The Federal Reserve annual reporting burden for state member banks is estimated to be
1,878 hours. Additional information about the paperwork burden associated with the FR 2070,
including statutory and regulatory history, a description of the requirements, and how the
estimated total annual burden was calculated, is discussed below.
Background and Justification
The FR 2070 was instituted in 1960 with the enactment of section 18(c) of the Federal
Deposit Insurance Act (the FDI Act) which is known as the Bank Merger Act. The FR 2070 was
discontinued in 1990 when the Application for Prior Approval for a Bank Holding Company
to Acquire an Additional Bank or Bank Holding Company (FR Y-2) was amended for use with a
broader range of proposals. The FR Y-2 was modified not only for use with proposals filed
pursuant to sections 3(a)(3) and 3(a)(5) of the Bank Holding Company Act (the BHC Act), but
also for proposals filed pursuant to section 18(c) of the FDI Act and section 9 of the Federal
Reserve Act (the FR Act). At the time, it was felt that there was sufficient commonality with the
information requirements of these three types of expansionary proposals to use the same
application form. However, subsequent experience indicated that the resulting application form
was more cumbersome and somewhat more confusing than originally anticipated. As a
consequence, the FR 2070 was reinstated in 1994.
The FR 2070 was reformatted in 1998 to address directives in the Riegle Community
Development and Regulatory Improvement Act of 1994 that the agencies should (to the extent
consistent with principles of safety and soundness, statutory law, and policy) work together to
make uniform all regulations and guidelines implementing common statutory or supervisory
policies. The bank merger application forms of each of the agencies were viewed to be subject
to the directive. The new interagency bank merger application form streamlined filing
requirements and identified specific information that each of the agencies believed was necessary
for reviewing a bank merger proposal. Supplemental pages were added to collect certain
additional information that individual agencies believed was critical to the consideration of a
bank merger proposal. The supplemental questions and advice were intended to address
particular concerns of the individual agencies and facilitate the overall review process.

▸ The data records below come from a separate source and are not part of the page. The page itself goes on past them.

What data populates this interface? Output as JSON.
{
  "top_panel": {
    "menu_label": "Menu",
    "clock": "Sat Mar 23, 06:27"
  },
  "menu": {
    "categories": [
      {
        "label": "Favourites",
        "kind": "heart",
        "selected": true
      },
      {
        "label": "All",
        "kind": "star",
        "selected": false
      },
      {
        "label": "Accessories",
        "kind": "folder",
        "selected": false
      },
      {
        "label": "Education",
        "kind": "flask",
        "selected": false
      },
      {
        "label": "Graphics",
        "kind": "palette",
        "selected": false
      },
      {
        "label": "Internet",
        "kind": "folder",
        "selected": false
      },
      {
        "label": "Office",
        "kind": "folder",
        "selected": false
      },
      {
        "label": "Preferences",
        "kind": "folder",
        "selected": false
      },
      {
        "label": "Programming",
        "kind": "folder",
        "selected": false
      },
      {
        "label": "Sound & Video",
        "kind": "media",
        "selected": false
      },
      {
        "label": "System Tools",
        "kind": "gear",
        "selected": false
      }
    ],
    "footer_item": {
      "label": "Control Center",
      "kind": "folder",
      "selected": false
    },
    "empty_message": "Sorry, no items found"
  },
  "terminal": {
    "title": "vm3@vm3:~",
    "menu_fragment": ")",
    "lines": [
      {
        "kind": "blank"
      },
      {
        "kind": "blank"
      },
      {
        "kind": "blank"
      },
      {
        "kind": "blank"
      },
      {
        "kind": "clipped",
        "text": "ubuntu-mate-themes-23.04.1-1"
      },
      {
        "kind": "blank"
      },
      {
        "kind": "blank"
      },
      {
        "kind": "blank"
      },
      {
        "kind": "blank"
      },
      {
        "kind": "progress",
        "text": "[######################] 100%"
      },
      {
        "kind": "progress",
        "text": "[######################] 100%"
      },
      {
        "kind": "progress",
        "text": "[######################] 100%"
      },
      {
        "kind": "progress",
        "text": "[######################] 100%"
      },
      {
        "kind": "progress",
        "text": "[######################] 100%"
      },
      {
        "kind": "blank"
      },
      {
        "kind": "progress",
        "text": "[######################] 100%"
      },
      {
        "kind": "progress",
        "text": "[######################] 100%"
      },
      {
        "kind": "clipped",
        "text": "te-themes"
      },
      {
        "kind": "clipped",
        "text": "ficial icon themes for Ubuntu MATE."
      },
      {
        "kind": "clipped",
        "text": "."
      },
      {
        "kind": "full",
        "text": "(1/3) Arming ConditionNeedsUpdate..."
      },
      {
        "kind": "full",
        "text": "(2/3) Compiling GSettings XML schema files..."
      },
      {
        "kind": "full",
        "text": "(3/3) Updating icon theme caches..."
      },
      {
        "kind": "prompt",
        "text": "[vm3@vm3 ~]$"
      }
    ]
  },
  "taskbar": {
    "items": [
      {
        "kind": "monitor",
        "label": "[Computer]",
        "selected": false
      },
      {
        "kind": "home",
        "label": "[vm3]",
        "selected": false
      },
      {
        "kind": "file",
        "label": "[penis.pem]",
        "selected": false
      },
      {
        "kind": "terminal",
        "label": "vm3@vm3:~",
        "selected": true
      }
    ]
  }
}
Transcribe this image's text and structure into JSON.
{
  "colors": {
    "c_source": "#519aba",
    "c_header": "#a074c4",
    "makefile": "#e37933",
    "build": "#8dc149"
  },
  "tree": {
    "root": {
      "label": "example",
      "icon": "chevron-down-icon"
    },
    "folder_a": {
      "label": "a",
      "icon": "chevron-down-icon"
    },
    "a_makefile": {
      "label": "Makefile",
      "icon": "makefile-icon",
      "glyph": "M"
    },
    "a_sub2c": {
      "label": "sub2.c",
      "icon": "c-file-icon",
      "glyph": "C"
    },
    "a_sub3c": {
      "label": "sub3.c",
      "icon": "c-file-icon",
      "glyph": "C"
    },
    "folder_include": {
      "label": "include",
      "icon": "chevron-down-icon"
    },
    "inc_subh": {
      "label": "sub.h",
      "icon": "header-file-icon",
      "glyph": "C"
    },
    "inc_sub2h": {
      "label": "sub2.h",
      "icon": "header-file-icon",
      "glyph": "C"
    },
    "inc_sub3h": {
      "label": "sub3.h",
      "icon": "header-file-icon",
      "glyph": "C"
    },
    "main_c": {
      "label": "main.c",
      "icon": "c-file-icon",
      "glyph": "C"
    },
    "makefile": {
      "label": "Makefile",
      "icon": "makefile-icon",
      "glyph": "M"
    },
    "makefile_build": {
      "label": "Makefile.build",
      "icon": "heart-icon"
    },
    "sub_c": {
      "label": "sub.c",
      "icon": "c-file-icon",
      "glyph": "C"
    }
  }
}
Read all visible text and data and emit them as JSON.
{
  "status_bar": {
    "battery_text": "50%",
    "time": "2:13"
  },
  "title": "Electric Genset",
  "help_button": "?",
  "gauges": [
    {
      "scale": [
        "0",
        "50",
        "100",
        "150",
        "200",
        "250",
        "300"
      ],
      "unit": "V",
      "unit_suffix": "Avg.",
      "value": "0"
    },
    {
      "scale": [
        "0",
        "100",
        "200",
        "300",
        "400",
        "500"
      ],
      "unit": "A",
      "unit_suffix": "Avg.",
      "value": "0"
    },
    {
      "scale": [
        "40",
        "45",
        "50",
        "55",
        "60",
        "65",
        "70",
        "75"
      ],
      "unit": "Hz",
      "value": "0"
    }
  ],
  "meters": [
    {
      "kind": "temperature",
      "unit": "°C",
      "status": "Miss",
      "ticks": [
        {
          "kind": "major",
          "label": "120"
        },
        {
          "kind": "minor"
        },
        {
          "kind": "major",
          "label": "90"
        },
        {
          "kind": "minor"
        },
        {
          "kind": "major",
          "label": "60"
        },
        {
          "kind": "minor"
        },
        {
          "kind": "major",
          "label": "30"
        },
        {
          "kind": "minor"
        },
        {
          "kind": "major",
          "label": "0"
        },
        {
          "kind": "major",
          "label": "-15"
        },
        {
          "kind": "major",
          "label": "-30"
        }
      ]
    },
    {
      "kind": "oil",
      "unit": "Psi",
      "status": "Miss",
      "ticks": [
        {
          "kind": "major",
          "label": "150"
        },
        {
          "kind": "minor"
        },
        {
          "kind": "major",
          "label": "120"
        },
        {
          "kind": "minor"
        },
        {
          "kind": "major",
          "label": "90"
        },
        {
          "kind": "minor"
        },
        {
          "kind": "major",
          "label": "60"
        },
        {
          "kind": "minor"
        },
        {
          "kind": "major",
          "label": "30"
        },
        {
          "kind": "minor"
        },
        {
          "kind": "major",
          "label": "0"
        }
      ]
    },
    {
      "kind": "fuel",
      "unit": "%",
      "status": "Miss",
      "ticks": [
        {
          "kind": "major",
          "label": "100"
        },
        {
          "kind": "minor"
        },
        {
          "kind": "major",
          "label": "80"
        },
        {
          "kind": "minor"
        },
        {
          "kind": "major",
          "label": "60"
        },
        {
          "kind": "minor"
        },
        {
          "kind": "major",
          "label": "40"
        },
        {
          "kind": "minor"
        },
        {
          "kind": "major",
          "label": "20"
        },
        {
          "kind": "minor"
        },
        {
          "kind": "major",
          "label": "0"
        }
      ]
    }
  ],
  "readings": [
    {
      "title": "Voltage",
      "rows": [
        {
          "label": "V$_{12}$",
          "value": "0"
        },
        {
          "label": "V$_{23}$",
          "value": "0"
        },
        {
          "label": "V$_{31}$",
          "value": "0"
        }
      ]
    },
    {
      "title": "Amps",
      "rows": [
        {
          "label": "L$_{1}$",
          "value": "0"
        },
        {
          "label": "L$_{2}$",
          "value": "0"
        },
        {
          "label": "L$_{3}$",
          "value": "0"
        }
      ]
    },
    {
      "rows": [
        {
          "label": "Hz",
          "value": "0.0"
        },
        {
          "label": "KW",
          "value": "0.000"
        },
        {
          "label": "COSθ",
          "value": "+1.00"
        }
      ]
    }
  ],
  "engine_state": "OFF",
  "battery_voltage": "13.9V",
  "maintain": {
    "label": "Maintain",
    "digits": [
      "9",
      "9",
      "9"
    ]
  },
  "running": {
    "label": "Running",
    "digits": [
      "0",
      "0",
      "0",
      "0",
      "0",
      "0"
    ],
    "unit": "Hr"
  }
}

The Federal Reserve requires data from the FR 2070 for regulatory and supervisory
purposes and to allow the Federal Reserve to fulfill its statutory obligations under the Bank
Merger Act. The application form obtains the information necessary for the Federal Reserve to
evaluate (with respect to an SMB merger or other restructuring) the competitive effects of the
proposal, the financial and managerial resources and future prospects of the existing and
proposed banking organizations, and the convenience and needs of the affected communities.
The application form also collects information on the basic legal and structural aspects of the
proposed transaction and on the extent to which the surviving SMB intends to retain and
continue operating as individual branches the headquarters and branches of the target bank.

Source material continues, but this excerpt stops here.